Stronger Germany inflation figures didn’t provide any support to the euro and it continues to languish. Alongside the NZD the EUR has been one of the weakest majors for the day, down 0.4% to 1.1270. The most lift in risk appetite has also seen JPY lose some gloss, with USD/JPY up 0.3% to 113.75.
Domestic rates fell on the open, reacting to Friday night’s large moves for Treasuries, but the move was pared back as Treasury yields rose during Asian trading. Rates were little changed on the day, with the 10-year NZGB down 1bp to 2.44% and 10-year swap unchanged at 2.73%. The 2-year swap rate fell to 2.10% early on, before rising to close the day unchanged at 2.15%.
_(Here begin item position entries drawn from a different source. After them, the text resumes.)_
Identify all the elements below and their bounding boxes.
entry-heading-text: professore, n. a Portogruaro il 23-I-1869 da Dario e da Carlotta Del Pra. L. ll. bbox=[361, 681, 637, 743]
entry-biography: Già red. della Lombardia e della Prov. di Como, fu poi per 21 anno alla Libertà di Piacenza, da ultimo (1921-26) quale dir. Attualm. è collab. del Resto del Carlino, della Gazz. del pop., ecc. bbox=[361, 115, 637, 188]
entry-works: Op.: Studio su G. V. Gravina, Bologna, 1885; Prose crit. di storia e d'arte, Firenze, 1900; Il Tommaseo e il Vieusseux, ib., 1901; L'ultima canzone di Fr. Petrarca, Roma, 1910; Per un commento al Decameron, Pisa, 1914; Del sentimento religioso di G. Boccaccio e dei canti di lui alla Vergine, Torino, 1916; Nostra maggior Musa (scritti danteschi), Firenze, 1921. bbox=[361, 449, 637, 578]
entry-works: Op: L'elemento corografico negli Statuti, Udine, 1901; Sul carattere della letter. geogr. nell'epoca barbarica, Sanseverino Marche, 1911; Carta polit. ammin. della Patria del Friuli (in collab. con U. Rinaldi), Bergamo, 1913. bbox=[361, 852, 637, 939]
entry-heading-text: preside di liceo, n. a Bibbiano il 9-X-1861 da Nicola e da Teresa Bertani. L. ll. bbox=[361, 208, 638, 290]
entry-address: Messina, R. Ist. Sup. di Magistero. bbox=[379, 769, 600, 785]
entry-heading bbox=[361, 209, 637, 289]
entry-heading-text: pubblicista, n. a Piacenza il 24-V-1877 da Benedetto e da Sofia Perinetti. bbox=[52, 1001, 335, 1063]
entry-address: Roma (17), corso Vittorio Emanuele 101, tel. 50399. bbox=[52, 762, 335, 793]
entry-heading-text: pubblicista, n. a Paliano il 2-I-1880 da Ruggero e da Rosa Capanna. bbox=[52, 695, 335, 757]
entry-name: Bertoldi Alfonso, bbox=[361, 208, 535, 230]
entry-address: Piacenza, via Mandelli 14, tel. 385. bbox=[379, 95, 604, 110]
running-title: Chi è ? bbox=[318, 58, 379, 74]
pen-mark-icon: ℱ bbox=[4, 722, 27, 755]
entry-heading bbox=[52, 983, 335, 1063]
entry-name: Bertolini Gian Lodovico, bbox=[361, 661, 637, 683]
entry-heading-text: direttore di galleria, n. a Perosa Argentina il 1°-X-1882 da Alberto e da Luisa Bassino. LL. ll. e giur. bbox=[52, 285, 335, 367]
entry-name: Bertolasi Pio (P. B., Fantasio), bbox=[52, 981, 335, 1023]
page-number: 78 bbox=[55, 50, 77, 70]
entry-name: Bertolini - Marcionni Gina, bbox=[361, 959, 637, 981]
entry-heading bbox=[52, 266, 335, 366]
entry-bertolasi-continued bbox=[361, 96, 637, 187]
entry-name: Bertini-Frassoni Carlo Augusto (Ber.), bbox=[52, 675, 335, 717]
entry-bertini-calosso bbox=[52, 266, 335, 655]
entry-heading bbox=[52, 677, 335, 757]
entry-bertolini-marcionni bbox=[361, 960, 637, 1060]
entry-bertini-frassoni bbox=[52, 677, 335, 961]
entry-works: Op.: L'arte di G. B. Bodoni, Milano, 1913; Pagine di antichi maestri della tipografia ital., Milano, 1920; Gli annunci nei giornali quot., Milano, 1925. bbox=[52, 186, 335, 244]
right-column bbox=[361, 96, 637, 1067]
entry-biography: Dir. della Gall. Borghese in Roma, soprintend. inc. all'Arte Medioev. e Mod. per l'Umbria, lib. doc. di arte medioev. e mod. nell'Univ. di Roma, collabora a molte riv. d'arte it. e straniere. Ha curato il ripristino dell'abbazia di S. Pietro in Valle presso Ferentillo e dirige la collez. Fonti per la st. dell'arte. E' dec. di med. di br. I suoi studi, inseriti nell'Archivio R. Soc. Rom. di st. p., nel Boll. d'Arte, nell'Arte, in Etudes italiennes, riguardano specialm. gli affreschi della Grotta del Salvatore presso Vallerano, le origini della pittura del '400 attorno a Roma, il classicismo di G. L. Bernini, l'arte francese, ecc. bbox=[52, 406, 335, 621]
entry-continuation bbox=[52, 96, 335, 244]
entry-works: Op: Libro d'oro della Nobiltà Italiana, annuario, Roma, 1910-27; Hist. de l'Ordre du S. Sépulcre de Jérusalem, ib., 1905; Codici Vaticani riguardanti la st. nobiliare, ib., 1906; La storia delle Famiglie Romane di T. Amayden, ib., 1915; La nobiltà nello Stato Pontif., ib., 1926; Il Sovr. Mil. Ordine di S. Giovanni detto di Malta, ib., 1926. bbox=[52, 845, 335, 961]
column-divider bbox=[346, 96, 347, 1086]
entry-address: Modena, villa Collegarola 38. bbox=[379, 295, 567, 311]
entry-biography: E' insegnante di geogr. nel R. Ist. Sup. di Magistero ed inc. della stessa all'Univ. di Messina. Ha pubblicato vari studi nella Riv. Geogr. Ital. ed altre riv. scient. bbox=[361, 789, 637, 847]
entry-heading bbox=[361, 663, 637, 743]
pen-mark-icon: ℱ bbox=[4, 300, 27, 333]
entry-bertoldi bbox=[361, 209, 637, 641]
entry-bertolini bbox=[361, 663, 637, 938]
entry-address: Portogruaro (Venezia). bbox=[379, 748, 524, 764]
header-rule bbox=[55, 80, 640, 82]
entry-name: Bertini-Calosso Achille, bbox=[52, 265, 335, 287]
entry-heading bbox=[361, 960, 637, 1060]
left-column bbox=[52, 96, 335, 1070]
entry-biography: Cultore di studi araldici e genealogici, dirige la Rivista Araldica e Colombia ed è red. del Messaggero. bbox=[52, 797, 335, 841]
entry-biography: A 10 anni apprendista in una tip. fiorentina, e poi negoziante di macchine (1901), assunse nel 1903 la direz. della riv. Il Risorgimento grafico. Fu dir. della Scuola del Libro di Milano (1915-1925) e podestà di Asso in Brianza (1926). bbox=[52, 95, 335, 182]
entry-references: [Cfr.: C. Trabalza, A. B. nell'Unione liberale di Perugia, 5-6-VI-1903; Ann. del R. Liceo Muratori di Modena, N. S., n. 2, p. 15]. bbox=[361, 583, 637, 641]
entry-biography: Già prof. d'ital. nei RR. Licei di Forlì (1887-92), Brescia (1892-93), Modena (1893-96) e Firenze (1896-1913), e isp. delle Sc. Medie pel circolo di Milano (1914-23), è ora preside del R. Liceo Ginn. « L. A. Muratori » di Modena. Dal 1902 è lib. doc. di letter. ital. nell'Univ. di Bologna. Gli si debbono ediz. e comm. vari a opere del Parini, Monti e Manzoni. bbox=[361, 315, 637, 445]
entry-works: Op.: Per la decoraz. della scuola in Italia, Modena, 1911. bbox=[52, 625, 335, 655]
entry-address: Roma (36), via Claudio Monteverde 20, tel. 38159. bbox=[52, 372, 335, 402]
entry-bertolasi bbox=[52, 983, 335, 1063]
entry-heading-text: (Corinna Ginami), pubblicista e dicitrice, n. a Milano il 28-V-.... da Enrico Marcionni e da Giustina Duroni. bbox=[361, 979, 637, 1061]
The economic calendar in the day ahead is heavy. Locally, the final reading of the ANZ business outlook survey will remain contaminated by Auckland’s lockdown, so will be of only passing interest. The key global releases include China PMI, euro area CPI, Canada GDP and US consumer confidence data. Fed Chair Powell’s comments in front of a Senate Panel will be closely scrutinised as he gets grilled on the surge in inflation and what he might do about it.